WUK okulu devletten herhangi bir maddi yardım almıyor (Avusturya gibi sosyal ve zengin bir devlet için istisnai bir durum). WUK çatısında oldukları için kira ve ısınma gibi harcamaları yok. Buna rağmen öğretmen maaşları (ki normal öğretmenlere gore çok daha az kazanıyorlar) ve çocukların beslenme gibi harcamaları için velilerden aylık 375 Avro gibi bir katkı bekleniyor. Ayrıca bu maddi katkının dışında velilerin WUK okulundaki işlerin yürümesi için aktif katılımları bekleniyor. Mesela, bir öğrencinin annesi temizlikte yardımcı olurken diğeri marangozluk işlerine el atıyor. Veliler ayrıca okulun maddi konulardaki vereceği kararlarda da  etkin karar verici oluyorlar.

Okula yeni öğretmen veya öğrenci kabulü ise mevcut öğretmen ve öğrencilerin onayına bağlı. Mesela ben oradayken seneye katılmayı isteyen bir öğrenci adayı bir haftalık misafirlik dönemini bitirmiş, ve öğretmen ve öğrenci konseyinin tartışma ve oylamasından sonra kabul almıştı.



Claudia ile görüşmemden sonra çocukların arasına karıştım. Darlene (13) ve Theresa (14) bana okulu gezmemde, diğer çocuklarla tanışmamda yardımcı oldular. Okulun son haftası olduğu için şanslıydım, dersler yoktu, herkes için serbest gündü, az sonra yapılacak piknik için hazırlıklar yapılıyordu. Çocuklarla iletişimim düşündüğümden de rahat oldu; belli bir yaşın üstündekiler (13-14 yukarısı) aksanlı İngilizce konuşuyorlardı, daha küçük olanlar ise benim çat pat Almancama müsamaha ve sempati ile yaklaşıyorlardı. Farklı kişiliklere sahip bu çocuklar nasıl bir yapının içinde olduklarının çok iyi farkındaydılar. Bir kısmının "normal" okul tecrübeleri olmuş zaten. İstisnasız bütün çocuklar orada olmaktan dolayı çok mutluydu. Bu benim için çarpıcı bir noktaydı doğrusu: okulda olmaktan mutlu olan çocuklar!!! Bunun dışında eklemem gereken en önemli nokta -sanırım dinci ve milliyetçi hikayelerinden uzak tutuldukları için- çocukların çok barışçıl ve arkadaşcasına yaklaşımları vardı. Hani bir gün herkes bütün kimliklerini bir kenara bırakıp İNSAN olacak hayalim var ya, işte oradaki çocuklar bana sanki insan gibi yaklaştılar, Türkiyeli bir yabancı gibi değil.
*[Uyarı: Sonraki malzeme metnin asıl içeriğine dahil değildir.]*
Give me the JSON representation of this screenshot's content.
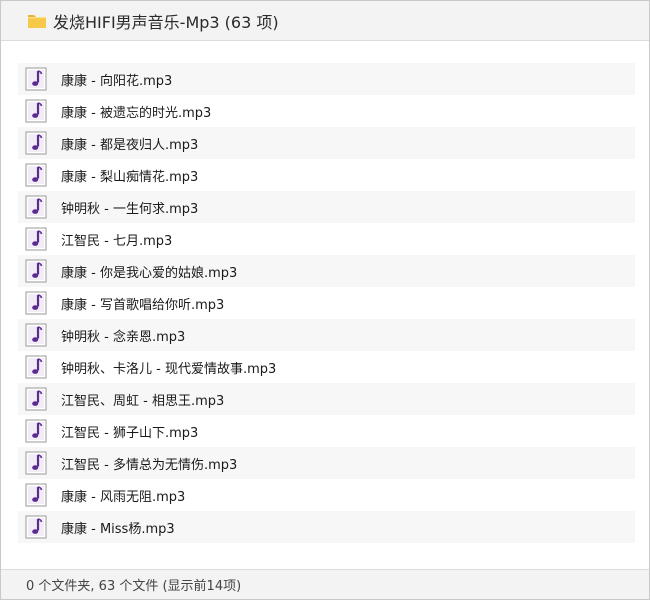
{
  "header": {
    "title": "发烧HIFI男声音乐-Mp3 (63 项)",
    "icon": "folder-icon"
  },
  "files": [
    {
      "name": "康康 - 向阳花.mp3",
      "icon": "music-file-icon"
    },
    {
      "name": "康康 - 被遗忘的时光.mp3",
      "icon": "music-file-icon"
    },
    {
      "name": "康康 - 都是夜归人.mp3",
      "icon": "music-file-icon"
    },
    {
      "name": "康康 - 梨山痴情花.mp3",
      "icon": "music-file-icon"
    },
    {
      "name": "钟明秋 - 一生何求.mp3",
      "icon": "music-file-icon"
    },
    {
      "name": "江智民 - 七月.mp3",
      "icon": "music-file-icon"
    },
    {
      "name": "康康 - 你是我心爱的姑娘.mp3",
      "icon": "music-file-icon"
    },
    {
      "name": "康康 - 写首歌唱给你听.mp3",
      "icon": "music-file-icon"
    },
    {
      "name": "钟明秋 - 念亲恩.mp3",
      "icon": "music-file-icon"
    },
    {
      "name": "钟明秋、卡洛儿 - 现代爱情故事.mp3",
      "icon": "music-file-icon"
    },
    {
      "name": "江智民、周虹 - 相思王.mp3",
      "icon": "music-file-icon"
    },
    {
      "name": "江智民 - 狮子山下.mp3",
      "icon": "music-file-icon"
    },
    {
      "name": "江智民 - 多情总为无情伤.mp3",
      "icon": "music-file-icon"
    },
    {
      "name": "康康 - 风雨无阻.mp3",
      "icon": "music-file-icon"
    },
    {
      "name": "康康 - Miss杨.mp3",
      "icon": "music-file-icon"
    }
  ],
  "footer": {
    "summary": "0 个文件夹, 63 个文件 (显示前14项)"
  },
  "colors": {
    "folder_yellow": "#f7c948",
    "file_icon_purple": "#5a2d8a",
    "row_alt_bg": "#f7f7f7"
  }
}
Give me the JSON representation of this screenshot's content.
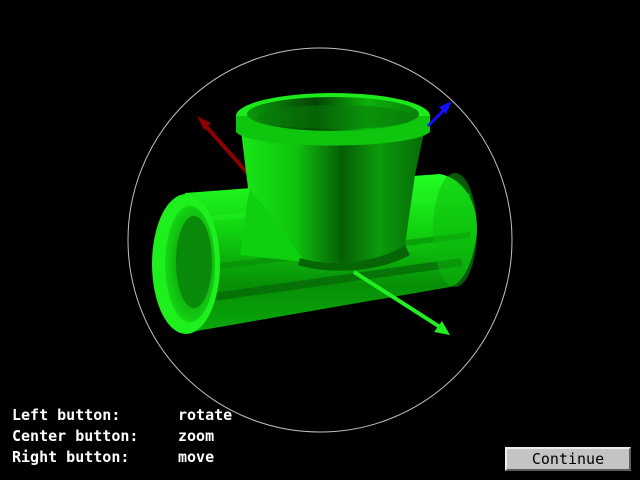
{
  "help": {
    "rows": [
      {
        "key": "Left button:",
        "action": "rotate"
      },
      {
        "key": "Center button:",
        "action": "zoom"
      },
      {
        "key": "Right button:",
        "action": "move"
      }
    ]
  },
  "buttons": {
    "continue_label": "Continue"
  },
  "colors": {
    "background": "#000000",
    "model": "#00cc00",
    "axis_x": "#8b0000",
    "axis_y": "#22ee22",
    "axis_z": "#1010ff",
    "trackball_circle": "#c0c0c0",
    "text": "#ffffff"
  },
  "scene": {
    "model_icon": "pipe-tee-icon",
    "trackball": "trackball-circle"
  }
}
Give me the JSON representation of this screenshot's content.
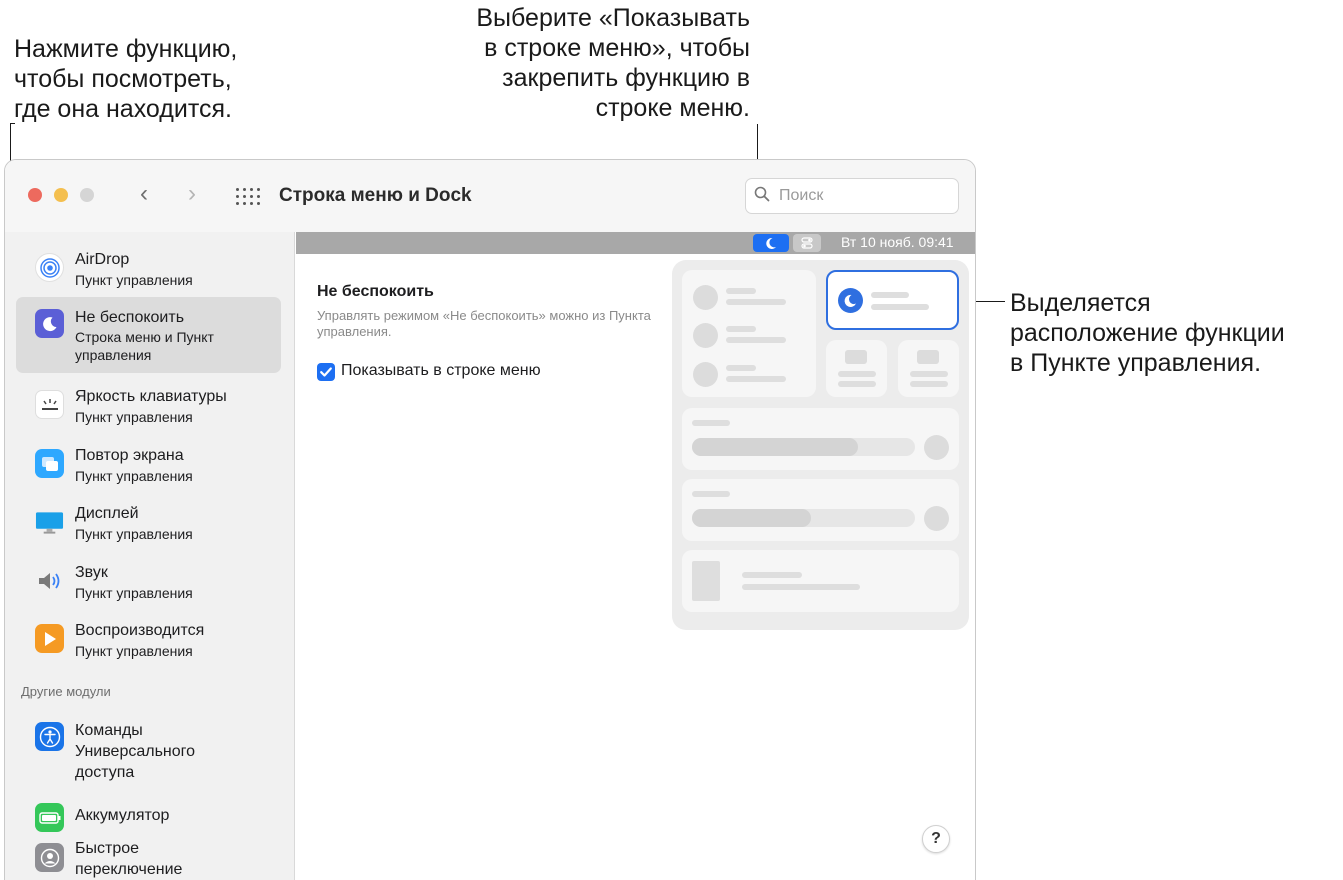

Mutfağa girip piknik için hazırlanan şiş kabaplara yardımcı oldum (hindi ve vejetaryan opsiyonlu!). Öğretmeninden öğrencisine mutfakta yiyeceğini imece usulü hiyerarşiden uzakta üreten bir okul. Ne farklı ne güzel değil mi?



Piknik keyfinden sonra herkesle vedalaştım, ve evimin yolunu tuttum. Yolda giderken aklımda hep şu vardı: "Başka bir dünya mümkün!"